#McDonnell’s Share Proposal Takes Assets From #Shareholders And Does Not Give Them To #Workers

I will argue that the recent McDonnell proposal on share ownership for workers does not achieve its objectives and is unfair to shareholders.

The BBC* reports the proposal as follows:

“Under Labour’s “inclusive ownership fund” proposal, Mr McDonnell said workers would be given a financial stake in their employers and more say over how companies are run.

Firms would have to put 1% of their shares into the fund every year up to a maximum of 10%.”

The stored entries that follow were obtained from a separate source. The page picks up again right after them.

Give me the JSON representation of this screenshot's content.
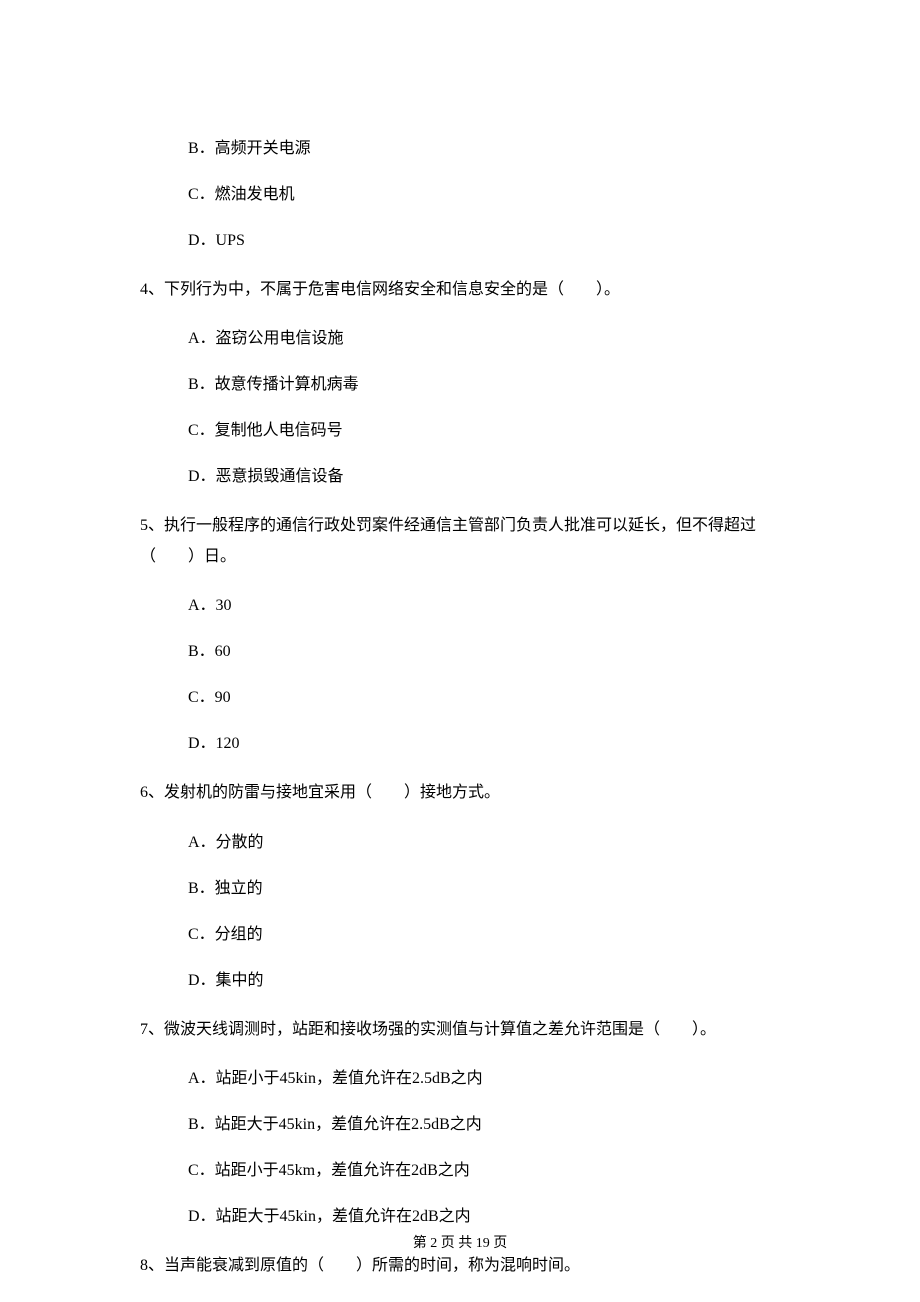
{
  "options_pre": [
    "B．高频开关电源",
    "C．燃油发电机",
    "D．UPS"
  ],
  "q4": {
    "text": "4、下列行为中，不属于危害电信网络安全和信息安全的是（　　）。",
    "opts": [
      "A．盗窃公用电信设施",
      "B．故意传播计算机病毒",
      "C．复制他人电信码号",
      "D．恶意损毁通信设备"
    ]
  },
  "q5": {
    "text": "5、执行一般程序的通信行政处罚案件经通信主管部门负责人批准可以延长，但不得超过（　　）日。",
    "opts": [
      "A．30",
      "B．60",
      "C．90",
      "D．120"
    ]
  },
  "q6": {
    "text": "6、发射机的防雷与接地宜采用（　　）接地方式。",
    "opts": [
      "A．分散的",
      "B．独立的",
      "C．分组的",
      "D．集中的"
    ]
  },
  "q7": {
    "text": "7、微波天线调测时，站距和接收场强的实测值与计算值之差允许范围是（　　）。",
    "opts": [
      "A．站距小于45kin，差值允许在2.5dB之内",
      "B．站距大于45kin，差值允许在2.5dB之内",
      "C．站距小于45km，差值允许在2dB之内",
      "D．站距大于45kin，差值允许在2dB之内"
    ]
  },
  "q8": {
    "text": "8、当声能衰减到原值的（　　）所需的时间，称为混响时间。"
  },
  "footer": "第 2 页 共 19 页"
}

This is outside the usual run of taxation because it has the same effect as removal of assets from existing shareholders, since it is uncompensated.  It is also unreasonable to describe it as an inclusive ownership fund since it mostly generates cash for the government.  This is the case since there is a cap (£500 per employee) above which the dividends go to HMRC.

What Is The Proposal?

Every year, companies listed in the UK will have to put 1% of their equity in a misnamed “Inclusive Ownership Fund.”  This will continue for ten years so we can expect that after that period, 10% of the equity of all such companies will be placed in a fund.  The current situation today is that existing shareholders have a claim on the future cashflows of the company in proportion to their shareholding.  I will explain below why this will affect shareholders immediately since shares are valued on a forward-looking basis.

Right now, all the shareholders together can expect to benefit from 100% of the companies’ cashflows.  If the McDonnell proposal takes effect, they will only be in a position to expect the benefit of 90% of future cashflows, because there will be another 10% of new shares in issue.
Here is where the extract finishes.